Diane Arbus (1923-1971)
Diane Arbus (1923-1971)

BOY WITH STRAW HAT WAITING TO MARCH IN A POST-WAR PARADE, 1967

Details
Diane Arbus (1923-1971)
BOY WITH STRAW HAT WAITING TO MARCH IN A POST-WAR PARADE, 1967
gelatin silver print
Sheet: 14 x 11 in. (35.5 x 28 cm.)
Image: 10¼ x 10 in. (26 x 25.4 cm.)
Provenance
Pace/MacGill, New York
Acquired from the above by the present owner
Literature
D. Arbus, A Box of Ten Photographs, New York, 1970 (illustrated). D. Pratt, Contemporary Photographs I, Cambridge, 1971 (illustrated).
Aperature, Diane Arbus, Millerton, 1972, n.p. (illustrated).
Time-Life Books, Documentary Photography, New York, 1972, p. 207 (illustrated).
J. Szarkowski, Looking at Photographs, New York, 1973, p. 207 (illustrated).
D. Arbus, "Five Photographs by Diane Arbus," Artforum, May 1974, (illustrated on the front cover).
Diane Arbus Revelations, New York, 2003, pp. 87 and 188 (illustrated).
Exhibited
New York, Museum of Modern Art, Ben Schultz Memorial Collection, February-March 1968 (another example exhibited).
; 'Contemporary Photographs I,' Fogg Art Museum, Harvard University, Cambridge, Massachusetts, 15 April - 16 May 1971; Venice Biennale 1972, (The Box of Ten was exhibited); I don't have absolute confirmation yet but I think it was in the 1972 exhibition at MoMA: 'Diane Arbus,' Museum of Modern Art, New York, 7 November 1972 - 21 January 1973; 'Floods of Light: Flash Photography, 1851-1981,' London, The Photographer's Gallery, 10 December 1982 - 29 January 1983; 'Diane Arbus Revelations,' San Francisco Museum of Modern Art, 25 October 2003 - 8 February 2004 and travelled subsequently

Lot Essay

BOY WITH A STRAW HAT WAITING TO MARCH IN A PRO-WAR PARADE N.Y.C. 1967 is considered to be one of Diane Arbus' seminal images. She included the photograph in her only portfolio A BOX OF TEN PHOTOGRAPHS, comprised of ten images which she felt best represented her oeuvre, and which she created shortly before her death by suicide in July of 1971.

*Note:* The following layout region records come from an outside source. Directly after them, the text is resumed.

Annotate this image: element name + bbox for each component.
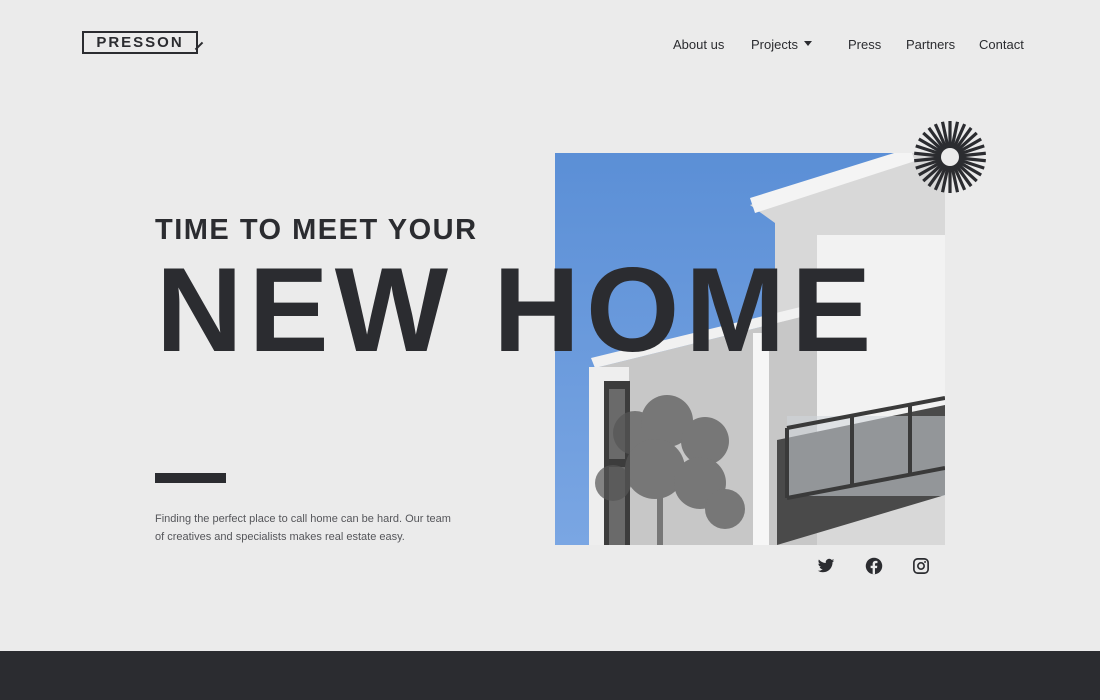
nav-projects[interactable]: Projects bbox=[751, 37, 798, 53]
hero-kicker: TIME TO MEET YOUR bbox=[155, 214, 478, 246]
chevron-down-icon[interactable] bbox=[804, 41, 812, 46]
nav-contact[interactable]: Contact bbox=[979, 37, 1024, 53]
hero-description: Finding the perfect place to call home c… bbox=[155, 513, 451, 543]
facebook-icon[interactable] bbox=[865, 557, 883, 575]
logo[interactable]: PRESSON bbox=[82, 31, 204, 58]
nav-about-us[interactable]: About us bbox=[673, 37, 724, 53]
sunburst-icon bbox=[914, 121, 986, 193]
instagram-icon[interactable] bbox=[912, 557, 930, 575]
hero-headline: NEW HOME bbox=[156, 243, 878, 377]
twitter-icon[interactable] bbox=[817, 557, 835, 575]
accent-dash bbox=[155, 473, 226, 483]
nav-press[interactable]: Press bbox=[848, 37, 881, 53]
footer-band bbox=[0, 651, 1100, 700]
nav-partners[interactable]: Partners bbox=[906, 37, 955, 53]
logo-text: PRESSON bbox=[96, 34, 184, 51]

In May of the same year, BOY WITH A STRAW HAT WAITING TO MARCH IN A PRO-WAR PARADE N.Y.C. 1967 was chosen to be featured on the cover of Artforum magazine due to its social and political zeitgeist. An additional five images from the portfolio were reproduced inside as a picture story with the title "Five photographs by Diane Arbus." The following is an excerpt from Arbus's text that accompanied the photographs:

"Nothing is ever the same as they said it was. It's what I've never seen before that I recognize. Nothing is ever alike. The best thing is the difference. I get to keep what nobody needs. A photograph is a secret about a secret. The more it tells you the less you know." (As quoted in Artforum, May 1971).